Recounting Hawai’i Part 1: Culturally-situated language research

IMG_20150304_113324As we are flying over the beautiful mountains of B.C.,  I realize that my week-long Hawai’ian journey comes to a close. Despite this, I am certain this is only the beginning of my own venture into language revitalization and documentation.

Thinking back on the past week, it is very difficult to pick any one part that stands out; every day was teeming with new friends, experiences and linguistic discovery. Hawai’ian landscape and beauty aside (an example photo below…),   here’s a slice of my (Yuliya’s) personal highlights, which I will relay across several blog posts.

Makapuʻu point and beach.

Makapuʻu point and beach.

The theme of this ICLDC, “Enriching Theory, Practice & Application” was incredibly fitting for the wide-ranging crowd (e.g. I met people in library sciences, independent studies, and social policy). I guess the thing that hit home the most was the acceptance of different fields as lenses through which we can create an interdisciplinary approach to language documentation. The main question being, how can we connect and strengthen our individual practices with theory, and apply it to what communities need and want?
I particularly enjoyed the opening plenary talk for addressing this issue in a way that was accessible to linguists and non-linguists alike.
 
Lenore Grenoble (University of Chicago) has been working with the Arctic Indigenous Languages Project to help “assess, monitor and promote the vitality of numerous indigenous languages found in the Arctic” (taken from the project website). The project, led by many community members across the Arctic Circle (including members from Canada, Russia, Denmark, Sweden, Finland, Iceland, US, Norway), focuses on: 1. language policy;  2. language vitality assessment; and 3. language acquisition
Her talk addressed the following question: “How can a hitchhiker linguist help support language vitality?”
  • Hitchhikers = linguists who are not permanent members of communities but rather visitors along for the ride
  • As it turns out, language documentation can be fruitfully informed & even reoriented by guidelines created to teach communicative competence & proficiency in majority languages (i.e. taking a majority language proficiency test and making it suitable for smaller minority language communities)
    • communicative competence = cultural knowledge and knowledge of social conventions
  • Importantly, proficiency guidelines can be and should be informed by research in language acquisition, psycholinguistics and education
    • Moreover, the guidelines should be task-oriented and culturally as well as socially situated
    • That includes knowing how to speak, including knowledge of turn-taking mechanisms, appropriateness of nonverbal behavior, etc. (Savignon 2002)
      • We should adopt a more action-oriented approach: language users are social agents who develop general particular communicative competences while trying to achieve their everyday goals
      • This point is often overlooked or cut out by linguists who look at grammar; for instance, we tend to strip facial expressions in elicitations or when documenting natural speech
      • (Here Grenoble emphasized, IT’S OK NOT TO LIKE THESE GUIDELINES AS LINGUISTS…BUT THEY ARE GOOD. This is what people WANT to know.
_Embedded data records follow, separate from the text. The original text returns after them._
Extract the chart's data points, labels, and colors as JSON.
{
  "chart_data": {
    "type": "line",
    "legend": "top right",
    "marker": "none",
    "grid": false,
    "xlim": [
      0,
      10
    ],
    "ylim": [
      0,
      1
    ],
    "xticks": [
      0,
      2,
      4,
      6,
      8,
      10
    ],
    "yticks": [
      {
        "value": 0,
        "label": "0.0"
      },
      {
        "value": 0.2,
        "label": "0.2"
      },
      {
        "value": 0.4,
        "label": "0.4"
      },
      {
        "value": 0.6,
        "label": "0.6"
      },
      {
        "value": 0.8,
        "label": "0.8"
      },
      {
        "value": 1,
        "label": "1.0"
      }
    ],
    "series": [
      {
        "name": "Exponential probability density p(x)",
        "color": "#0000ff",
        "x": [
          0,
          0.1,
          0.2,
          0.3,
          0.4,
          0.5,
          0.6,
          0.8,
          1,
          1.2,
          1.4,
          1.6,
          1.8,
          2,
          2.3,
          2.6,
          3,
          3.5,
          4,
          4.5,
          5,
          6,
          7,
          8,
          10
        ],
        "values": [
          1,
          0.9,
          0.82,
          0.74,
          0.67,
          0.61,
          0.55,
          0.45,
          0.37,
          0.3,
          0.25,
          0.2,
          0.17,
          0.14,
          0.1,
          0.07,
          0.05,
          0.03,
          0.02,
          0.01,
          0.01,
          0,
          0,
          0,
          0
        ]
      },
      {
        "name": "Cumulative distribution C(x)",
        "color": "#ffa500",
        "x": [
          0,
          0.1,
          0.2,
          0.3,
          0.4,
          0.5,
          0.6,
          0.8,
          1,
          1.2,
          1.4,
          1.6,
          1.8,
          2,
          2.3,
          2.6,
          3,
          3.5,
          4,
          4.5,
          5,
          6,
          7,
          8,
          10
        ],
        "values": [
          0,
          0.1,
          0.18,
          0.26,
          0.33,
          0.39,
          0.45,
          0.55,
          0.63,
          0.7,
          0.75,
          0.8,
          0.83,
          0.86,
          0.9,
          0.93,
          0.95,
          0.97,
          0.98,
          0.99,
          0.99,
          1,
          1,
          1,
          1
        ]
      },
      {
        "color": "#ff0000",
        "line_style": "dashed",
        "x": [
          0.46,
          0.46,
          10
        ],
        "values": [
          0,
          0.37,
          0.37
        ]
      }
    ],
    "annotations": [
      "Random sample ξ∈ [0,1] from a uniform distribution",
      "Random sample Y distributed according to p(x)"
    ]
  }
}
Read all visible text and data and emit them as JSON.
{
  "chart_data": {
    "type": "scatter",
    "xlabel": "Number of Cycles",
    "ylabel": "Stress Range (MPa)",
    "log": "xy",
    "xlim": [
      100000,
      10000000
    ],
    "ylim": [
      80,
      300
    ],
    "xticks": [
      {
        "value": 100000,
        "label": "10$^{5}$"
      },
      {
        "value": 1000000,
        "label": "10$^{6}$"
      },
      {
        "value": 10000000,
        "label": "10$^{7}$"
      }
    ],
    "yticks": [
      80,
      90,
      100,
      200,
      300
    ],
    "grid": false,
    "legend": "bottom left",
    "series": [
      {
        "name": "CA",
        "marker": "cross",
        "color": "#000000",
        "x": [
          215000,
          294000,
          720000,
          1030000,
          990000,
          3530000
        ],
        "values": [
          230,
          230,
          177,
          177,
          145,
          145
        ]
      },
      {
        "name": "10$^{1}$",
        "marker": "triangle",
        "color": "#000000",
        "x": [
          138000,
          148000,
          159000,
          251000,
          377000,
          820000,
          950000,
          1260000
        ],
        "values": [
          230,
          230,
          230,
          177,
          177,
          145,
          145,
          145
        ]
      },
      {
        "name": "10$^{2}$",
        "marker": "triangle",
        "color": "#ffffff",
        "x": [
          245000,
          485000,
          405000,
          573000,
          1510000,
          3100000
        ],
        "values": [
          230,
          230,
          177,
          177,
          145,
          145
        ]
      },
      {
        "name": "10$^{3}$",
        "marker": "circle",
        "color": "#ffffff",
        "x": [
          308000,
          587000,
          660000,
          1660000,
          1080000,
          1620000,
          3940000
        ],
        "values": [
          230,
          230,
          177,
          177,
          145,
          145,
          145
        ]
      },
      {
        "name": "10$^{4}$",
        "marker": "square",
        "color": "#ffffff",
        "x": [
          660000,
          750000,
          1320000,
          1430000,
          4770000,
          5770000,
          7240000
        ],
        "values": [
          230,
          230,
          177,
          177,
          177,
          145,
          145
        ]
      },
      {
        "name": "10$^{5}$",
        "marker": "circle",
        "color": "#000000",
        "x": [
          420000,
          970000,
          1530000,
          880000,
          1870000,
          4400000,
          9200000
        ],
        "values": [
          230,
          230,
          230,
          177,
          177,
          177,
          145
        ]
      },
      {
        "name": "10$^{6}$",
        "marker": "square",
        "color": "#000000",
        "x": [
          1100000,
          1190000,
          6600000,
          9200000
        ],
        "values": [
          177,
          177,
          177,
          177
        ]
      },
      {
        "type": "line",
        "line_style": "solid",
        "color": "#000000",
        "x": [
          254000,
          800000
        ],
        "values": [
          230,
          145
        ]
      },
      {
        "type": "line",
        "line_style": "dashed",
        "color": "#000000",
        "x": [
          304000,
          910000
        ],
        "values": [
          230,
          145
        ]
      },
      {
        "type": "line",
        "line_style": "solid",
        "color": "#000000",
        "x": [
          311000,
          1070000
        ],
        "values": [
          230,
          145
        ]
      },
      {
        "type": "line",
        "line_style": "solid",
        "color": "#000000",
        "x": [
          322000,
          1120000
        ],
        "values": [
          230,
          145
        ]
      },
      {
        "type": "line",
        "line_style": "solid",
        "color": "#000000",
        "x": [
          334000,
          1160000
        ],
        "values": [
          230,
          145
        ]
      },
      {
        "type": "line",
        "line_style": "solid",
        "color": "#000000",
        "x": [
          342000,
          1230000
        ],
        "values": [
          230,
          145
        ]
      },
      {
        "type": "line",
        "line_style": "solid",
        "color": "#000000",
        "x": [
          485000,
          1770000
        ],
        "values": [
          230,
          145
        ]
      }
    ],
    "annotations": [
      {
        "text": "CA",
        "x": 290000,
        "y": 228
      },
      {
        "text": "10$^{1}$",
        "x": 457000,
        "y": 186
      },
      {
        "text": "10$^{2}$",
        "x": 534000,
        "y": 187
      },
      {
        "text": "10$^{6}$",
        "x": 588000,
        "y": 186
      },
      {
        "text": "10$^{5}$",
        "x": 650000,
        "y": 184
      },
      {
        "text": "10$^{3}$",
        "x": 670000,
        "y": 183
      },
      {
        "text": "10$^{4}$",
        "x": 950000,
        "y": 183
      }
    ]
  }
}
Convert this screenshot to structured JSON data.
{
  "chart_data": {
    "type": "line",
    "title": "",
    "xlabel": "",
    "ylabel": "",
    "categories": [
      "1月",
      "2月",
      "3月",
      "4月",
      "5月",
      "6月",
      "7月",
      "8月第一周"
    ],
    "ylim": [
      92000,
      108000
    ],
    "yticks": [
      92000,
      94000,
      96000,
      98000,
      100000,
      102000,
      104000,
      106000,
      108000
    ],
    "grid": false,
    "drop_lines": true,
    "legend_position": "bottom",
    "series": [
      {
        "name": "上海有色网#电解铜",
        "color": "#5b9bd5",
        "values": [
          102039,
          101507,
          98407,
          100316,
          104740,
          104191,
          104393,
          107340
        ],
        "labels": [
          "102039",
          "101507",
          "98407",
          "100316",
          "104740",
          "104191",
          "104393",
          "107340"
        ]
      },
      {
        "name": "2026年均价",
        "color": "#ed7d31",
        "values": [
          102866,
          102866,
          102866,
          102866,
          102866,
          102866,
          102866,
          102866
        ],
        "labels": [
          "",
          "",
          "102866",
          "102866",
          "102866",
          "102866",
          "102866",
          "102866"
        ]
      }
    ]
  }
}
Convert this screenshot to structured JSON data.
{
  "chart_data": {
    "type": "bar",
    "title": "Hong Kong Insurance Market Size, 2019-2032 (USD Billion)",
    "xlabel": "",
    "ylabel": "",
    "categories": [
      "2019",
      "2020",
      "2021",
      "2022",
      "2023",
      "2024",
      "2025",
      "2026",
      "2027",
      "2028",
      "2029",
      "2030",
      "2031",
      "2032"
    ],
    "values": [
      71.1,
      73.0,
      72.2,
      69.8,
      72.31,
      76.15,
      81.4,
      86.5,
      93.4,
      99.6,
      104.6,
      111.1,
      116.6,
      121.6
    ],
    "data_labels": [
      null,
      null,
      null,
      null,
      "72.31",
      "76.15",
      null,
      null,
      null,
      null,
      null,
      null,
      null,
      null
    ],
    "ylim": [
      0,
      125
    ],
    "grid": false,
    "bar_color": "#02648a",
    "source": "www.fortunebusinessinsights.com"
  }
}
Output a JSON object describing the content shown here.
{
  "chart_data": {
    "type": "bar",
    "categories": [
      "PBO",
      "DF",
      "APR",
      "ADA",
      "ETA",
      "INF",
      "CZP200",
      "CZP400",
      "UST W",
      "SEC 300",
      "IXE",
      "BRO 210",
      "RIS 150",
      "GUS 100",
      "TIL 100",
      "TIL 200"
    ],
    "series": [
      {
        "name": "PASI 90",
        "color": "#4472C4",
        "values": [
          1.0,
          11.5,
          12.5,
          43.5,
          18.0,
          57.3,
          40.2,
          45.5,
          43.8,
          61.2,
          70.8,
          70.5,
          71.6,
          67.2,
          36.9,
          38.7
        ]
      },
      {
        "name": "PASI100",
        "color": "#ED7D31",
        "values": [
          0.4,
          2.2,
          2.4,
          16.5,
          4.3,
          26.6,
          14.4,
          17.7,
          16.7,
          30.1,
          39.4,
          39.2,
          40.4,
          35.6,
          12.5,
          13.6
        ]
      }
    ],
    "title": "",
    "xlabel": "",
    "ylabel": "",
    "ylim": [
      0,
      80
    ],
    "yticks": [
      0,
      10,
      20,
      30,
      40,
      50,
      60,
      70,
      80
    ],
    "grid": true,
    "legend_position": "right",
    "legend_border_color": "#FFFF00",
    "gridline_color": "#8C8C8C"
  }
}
This is what speakers in communities want to learn!)
  • Language practices, too, can be revised. This is a large category that encompasses all the different ways we use language, e.g.:
    • everyday idiomatic uses of language
    • language games
    • songs
    • conversation, how to use language
    • traditional: prayers, traditional speeches
  • Thus, in documenting with your community, you need to ask yourself, “What skills are we trying to foster? What is realistic in language acquisition? What do learners want to know?” Paralinguistic meaning may be a big part of this.
    •  As an example, Grenoble presented some of her own research with Wolof, which is not endangered, but provides good evidence of shift in linguistic practices
    • Wolof has clicks that are contrastive. They have not been documented as part of the morphosyntactic or phonological system but they are definitely there!
      • Crucially, you can’t be a fluent speaker of Wolof without understanding/using these clicks!
      • As a fluent speaker, you have to know how to say yes with a click, how to say no with a click, how to correct someone with a click, etc.